OpenAI’s emphasis on content moderation aligns with its recent investments and partnerships with media organizations like The Associated Press and the American Journalism Project. Media organizations struggle to effectively moderate reader comments while maintaining freedom of speech. By utilizing AI for content moderation, OpenAI aims to help media organizations strike a balance between engagement and responsible content management.
OpenAI’s blog post takes the opportunity to differentiate its approach from that of rival organization, Anthropic. Anthropic’s “Constitutional AI” framework relies on an AI model’s internalized judgment, following a single ethical framework. OpenAI’s process, however, prioritizes platform-specific content policy iteration with reduced effort and greater speed. By encouraging trust and safety practitioners to implement this process, OpenAI invites others to explore their approach to content moderation.

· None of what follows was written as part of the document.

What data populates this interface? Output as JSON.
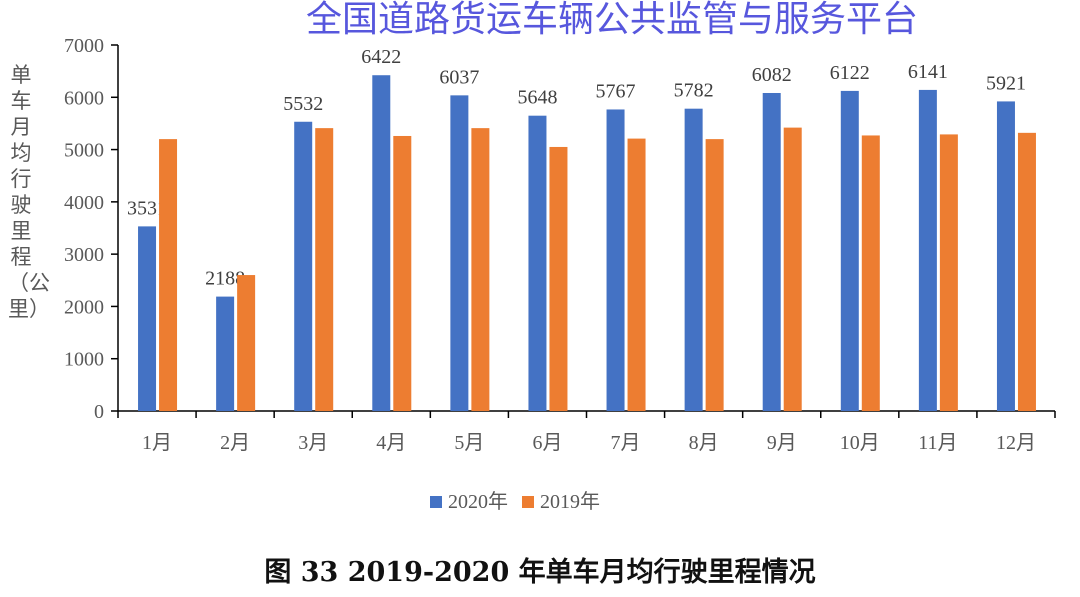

Nevertheless, OpenAI’s push for automated content moderation is not without irony. Investigative reports by Time magazine and The Wall Street Journal revealed that OpenAI itself employed human content moderators in Kenya through contractors and subcontractors. These moderators were tasked with reading and labeling content, including AI-generated content, often exposing them to traumatic experiences. The reports highlighted the low wages paid to these workers and the lasting mental health impact of their work. Consequently, OpenAI’s current endeavor in automated content moderation may be seen as an attempt to rectify past harms and prevent similar experiences in the future.
The introduction of AI in content moderation presents a promising solution to alleviate the mental burden on human moderators while improving the consistency and efficiency of the moderation process. OpenAI’s framework, centered around GPT-4, shows potential for effectively moderating content according to specific policies. By embracing AI, platforms and organizations can foster a safer and more reliable digital environment. However, it is crucial to implement these advancements ethically, ensuring fair treatment and protection for those involved in content moderation. The future holds the promise of a safer digital era, where humans and AI work together to create a more responsible online community.